We are back home, from the rental (the rental saga is for another day), but the kitchen isn't finished, wont be for another day or two.

The ice maker on the giant new fridge is broken. 

A piece, a gray piece of plastic in the back, cracked.

It cracked and made the ice maker not work. 

I've lived 46 years without an ice maker, but the broken part of this one made me cry. 

We are all at a cracking point now.  

There is a great deal of soot every place, and our brand, spanking new ice maker is broken and it is starting to feel like a bit much to take, even for me.

Even for someone that can take a lot of disappointment, the way I can.

Last night at midnight I heard yelling and banging in the kitchen.  I ran down to find Mark stomping around.  The contractor had left the breaker off and the fridge was off and Mark was losing his mind over our small stash of food being spoiled. 

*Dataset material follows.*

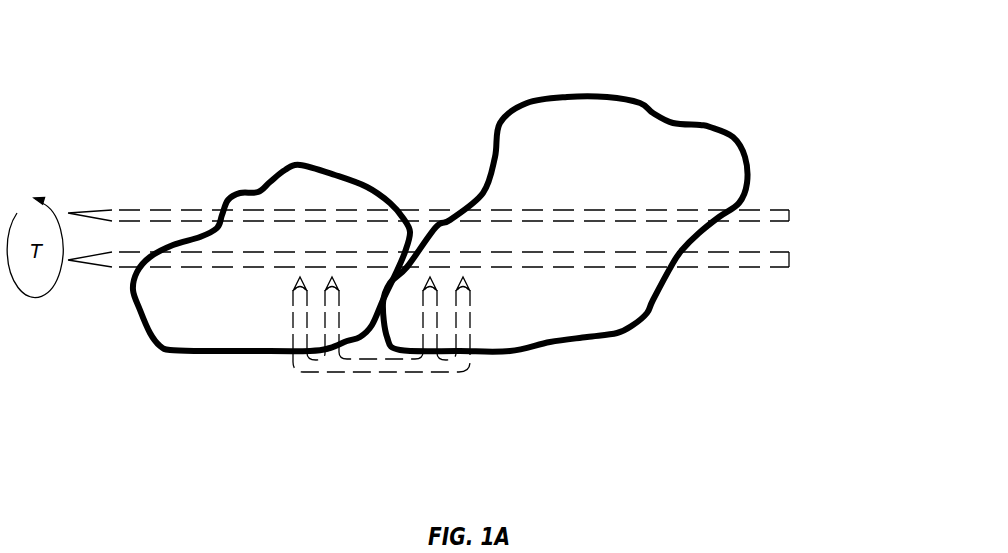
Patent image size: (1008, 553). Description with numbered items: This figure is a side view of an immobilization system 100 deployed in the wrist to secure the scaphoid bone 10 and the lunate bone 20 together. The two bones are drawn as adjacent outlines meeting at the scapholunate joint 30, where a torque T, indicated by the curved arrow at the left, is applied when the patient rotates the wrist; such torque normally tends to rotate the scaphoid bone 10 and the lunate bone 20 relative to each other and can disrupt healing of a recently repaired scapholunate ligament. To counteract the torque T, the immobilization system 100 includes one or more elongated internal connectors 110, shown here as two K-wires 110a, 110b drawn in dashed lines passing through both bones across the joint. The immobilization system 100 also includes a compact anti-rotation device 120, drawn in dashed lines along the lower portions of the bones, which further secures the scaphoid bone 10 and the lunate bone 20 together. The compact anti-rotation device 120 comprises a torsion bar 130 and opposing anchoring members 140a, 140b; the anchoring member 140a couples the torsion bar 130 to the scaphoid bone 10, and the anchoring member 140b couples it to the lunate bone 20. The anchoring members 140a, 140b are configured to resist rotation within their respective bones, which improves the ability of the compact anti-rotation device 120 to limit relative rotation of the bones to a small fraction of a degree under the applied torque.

I leave the house at 6:30am most days.  Today a bit earlier to account for the ice that might be lurking on Mt. Tabor, slowing me down. Mark takes the kids to school and he apparently woke up in a foul mood over the fridge, over the delays and over the lack of a toaster to toast the bagel I left for them. He told Maxwell to hurry, and in his haste Maxwell picked up a bottle of mouthwash.

The blue kind of mouthwash that I favor.  

SCOPE

A bottle of my favorite mouthwash with just a tiny bit left in the bottom, just enough for a swish or two in the car. 

It seems that in the absence of his lunch box and water bottle (buried in the packing up) Maxwell had the bright idea that he should fill the empty mouthwash bottle with water, to drink at school. 

At 10:00 the principal of the very conservative school called me at work, but I was in a meeting, so they called Mark at work, calling him out of a meeting, to report that our 14 year old had been sent to the office for drinking out of a bottle that said 26% alcohol on the label. 

The bottle was filled with water, Maxwell explained to the principal.  

Never the less and still...  

 Said the principal. 

We were informed. 

We apologized for our kid being weird and our lack of proper water vessels. 

At 3:00pm the reporting teacher phoned to apologize to Maxwell. 

"I felt like I had to legally, report it."
"He is such a GREAT kid, please tell him I am sorry for stressing him out."

He is a great kid.  He is a smart kid, smart enough not to drink SCOPE, or at least not in public.




Saturday, February 1, 2014

Funny haha not funny strange

It's been a funny week and when I say funny, I mean strange.

We are wrapping up the remodel, but there are mountains of details, of unfinished parts that will make the whole a WHOLE. Ben has been good, great even about working them out.  Many things are his fault, in the sense that if he had been a bigger contractor he would have had more help, more resources, but here's the thing, a bigger guy, a bigger outfit, might not have been able to hear my tiny 1" high voice.  They might not have heard me when it mattered, so I am grateful to Ben and his small self and his cute wife, who work every evening until her blood sugar gives out.  He tells me that when they were in Minnesota, his wife worked for a doctor that left her sad in the evenings... "I just felt like punching that guy in the face, every night." That is the guy I want  in my corner.  So, yes, we are behind, but there are other things to consider, like ethics, like punching some asshole in the face if he makes your wife sad.